Arabadan hemen indim ve Niran'a kocaman sarıldım. Bunu beklemesede bana sarıldı. İçeri girdiğimde yine onu görmüştüm. Mahir Kara. Çocuklar oynarken sessiz ve tepkisiz bir şekilde onları izliyordu. Göz göze geldiğimizde gözleri sanki "Sabahki kıza ne olmuş?" dercesine bakıyordu. Sessiz ve gergin bakışmayı durduran çocuklara teşekkürler.

"Milan teyzee!" dedi Masal ve bana koşarak sarıldı. Ardından Umut da gelip bana sarıldı. Umut her zaman utangaç olandı. Konuşmasa bile çok severdim onu. Çocuklardan ayrılarak avukatın tam önüne oturdum. Niran ve Ulaş abinin tartışma sesleri kulağımda çınlıyordu. Çat. Bir tabak kırılmıştı. Koşarak mutfağa gittim. Bir oturtmamışlardı beni.

"Niran, Ulaş... İyi misiniz?" diye sordum. Ulaş abi oldukça sinirli gözüküyordu. Niran ise mahçup. Salona geri döndüğümde aklıma Kerem geldi. Umarım gitmemiştir diyerek telefonumla hemen Kerem'i aradım. Bir kaç saniye sonra telefon açıldı.

"Alo, Ayza Hanım. Bir sorun mu var?" dedi Kerem. Sözünü kesercesine söze girdim.

"Kerem, sende gitmediysen gelsene?" dedim. Kerem uzun uzun düşünmeye başladı. Ne diyeceğini merak ediyordum açıkçası.

"Ayıp olmazsa katılabilirim Ayza Hanım?" dediğinde sessizce fısıldamaya başladım. Bana Ayza dememeliydi. Hanım hiç dememeliydi.

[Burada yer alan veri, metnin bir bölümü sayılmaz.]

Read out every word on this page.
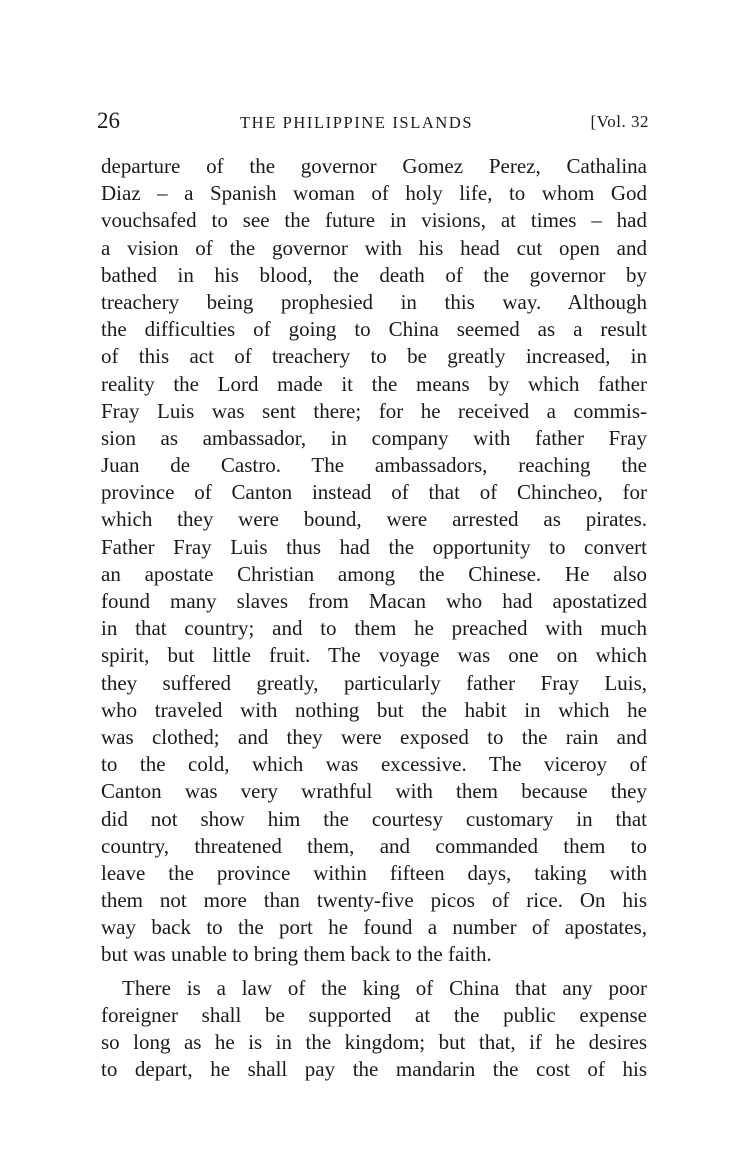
26	THE PHILIPPINE ISLANDS	[Vol. 32
departure of the governor Gomez Perez, Cathalina
Diaz – a Spanish woman of holy life, to whom God
vouchsafed to see the future in visions, at times – had
a vision of the governor with his head cut open and
bathed in his blood, the death of the governor by
treachery being prophesied in this way. Although
the difficulties of going to China seemed as a result
of this act of treachery to be greatly increased, in
reality the Lord made it the means by which father
Fray Luis was sent there; for he received a commis-
sion as ambassador, in company with father Fray
Juan de Castro. The ambassadors, reaching the
province of Canton instead of that of Chincheo, for
which they were bound, were arrested as pirates.
Father Fray Luis thus had the opportunity to convert
an apostate Christian among the Chinese. He also
found many slaves from Macan who had apostatized
in that country; and to them he preached with much
spirit, but little fruit. The voyage was one on which
they suffered greatly, particularly father Fray Luis,
who traveled with nothing but the habit in which he
was clothed; and they were exposed to the rain and
to the cold, which was excessive. The viceroy of
Canton was very wrathful with them because they
did not show him the courtesy customary in that
country, threatened them, and commanded them to
leave the province within fifteen days, taking with
them not more than twenty-five picos of rice. On his
way back to the port he found a number of apostates,
but was unable to bring them back to the faith.
There is a law of the king of China that any poor
foreigner shall be supported at the public expense
so long as he is in the kingdom; but that, if he desires
to depart, he shall pay the mandarin the cost of his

"Bana ne Ayza diyeceksin ne de Hanım. Bana Milan diyeceksin. Sadece Milan. Tamam mı?" diye sorduğunda "Hıhı" gibi bir mırıldanma duydum. Ardından kapı sesi. Kapıya koştum ve hemen açtım. Kerem'in bebek suratı sanki bu akşam fazlasıyla ciddiydi.

"Hoş geldin Kerem." diyerek sarıldım. Kerem de gülümseyerek sırtımı sıvazladı ve kulağıma bir şeyler fısıldadı.

"Bu adam niye bana bu kadar sinirli bakıyor Miloş?" dediğinde kıkırdadım. Çok tatlı bir takma isimdi. Arkama baktığımda Mahir Bey'in sinirli ve kıskanç bakışlarını fark ettim. Sormak istedim...ama soramadım.